Support 4 comprises a plug connector 5, an annular receptacle 6 for ultrasonic converter 1 having a snap-lock groove 7 for retaining cap 3, and two joining struts 8 which join receptacle 6 of ultrasonic converter 1 to plug connector 5. After ultrasonic converter 1 and circuit board 9 have been assembled, support 4 is slid, like a drawer, into hood 10 up to a flange 11 which closes off the hood on one side. Also depicted are passthroughs for ultrasonic converter 1 in the retaining cap 14 and in the support 45, and a snap-lock tab 16 in retaining cap 3.

FIG. 2 depicts the ultrasonic sensor in a state in which it is completely preassembled. Ultrasonic converter 1 is attached to support 4 with retaining cap 3 in its receptacle 6. Circuit board 9 is connected to the connecting lines 12 of the ultrasonic converter 1 and the plug contacts 13, and immobilized in support 4.

After inspection and adjustment of the circuit on circuit board 9, hood 10 is slid over support 4 and the ultrasonic sensor is completely filled with encapsulating compound so that it is sealed against environmental influences. Encapsulating compound 17 (FIG. 3) fills up all the cavities in the ultrasonic converter and around the circuit board, and ensures mechanically durable and sealed encapsulation of the ultrasonic sensor.

Claims

1. An ultrasonic sensor comprising:

an ultrasonic converter;

a circuit board; and

a housing including a plug connector, the housing being divided into a support and a hood enclosing the support, the support carrying the circuit board, the plug connector and the ultrasonic converter, wherein the ultrasonic sensor is completely filled with an encapsulating compound and is sealed.

2. An ultrasonic sensor comprising:

an ultrasonic converter;

a circuit board; and

a housing including a plug connector, the housing being divided into a support and a hood enclosing the support, the support carrying the circuit board, the plug connector and the ultrasonic converter, wherein the circuit board includes circuit elements, the circuit board being accessible from both of two sides when the hood has not yet been installed.

3. The ultrasonic sensor according to claim 1, wherein the support includes an annular receptacle for the ultrasonic converter, the plug connector being shaped onto the support, the plug connector being joined to the receptacle by struts.

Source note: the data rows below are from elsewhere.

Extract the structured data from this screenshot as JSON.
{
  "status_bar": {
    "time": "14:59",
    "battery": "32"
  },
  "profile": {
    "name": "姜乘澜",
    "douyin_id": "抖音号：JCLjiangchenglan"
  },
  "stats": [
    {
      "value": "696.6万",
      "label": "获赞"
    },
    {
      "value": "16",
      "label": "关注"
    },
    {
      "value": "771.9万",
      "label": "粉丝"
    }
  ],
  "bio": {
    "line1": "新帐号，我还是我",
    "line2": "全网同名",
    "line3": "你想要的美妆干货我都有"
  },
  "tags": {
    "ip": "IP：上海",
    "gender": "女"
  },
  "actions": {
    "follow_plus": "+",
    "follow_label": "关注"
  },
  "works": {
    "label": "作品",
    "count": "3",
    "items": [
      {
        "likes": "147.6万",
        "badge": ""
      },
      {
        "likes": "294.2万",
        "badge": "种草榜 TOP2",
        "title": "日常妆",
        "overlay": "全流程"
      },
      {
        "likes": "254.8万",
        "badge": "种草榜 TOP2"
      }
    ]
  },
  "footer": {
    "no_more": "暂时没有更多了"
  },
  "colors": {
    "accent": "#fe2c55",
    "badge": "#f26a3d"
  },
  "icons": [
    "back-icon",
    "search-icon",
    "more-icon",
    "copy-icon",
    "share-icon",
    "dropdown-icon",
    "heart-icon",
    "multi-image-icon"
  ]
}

4. The ultrasonic sensor according to claim 3, wherein two of the struts are shaped laterally onto the support, the circuit board being situated between the two struts.

5. The ultrasonic sensor according to claim 3, wherein the hood is slid along the struts over the support.

6. The ultrasonic sensor according to claim 1, wherein the hood is open at two sides butting against one another.

7. The ultrasonic sensor according to claim 6, wherein one of the two open sides of the hood is closed off by a flange shaped onto the support.

8. The ultrasonic sensor according to claim 2, further comprising a retaining cap for immobilizing the ultrasonic converter on the support.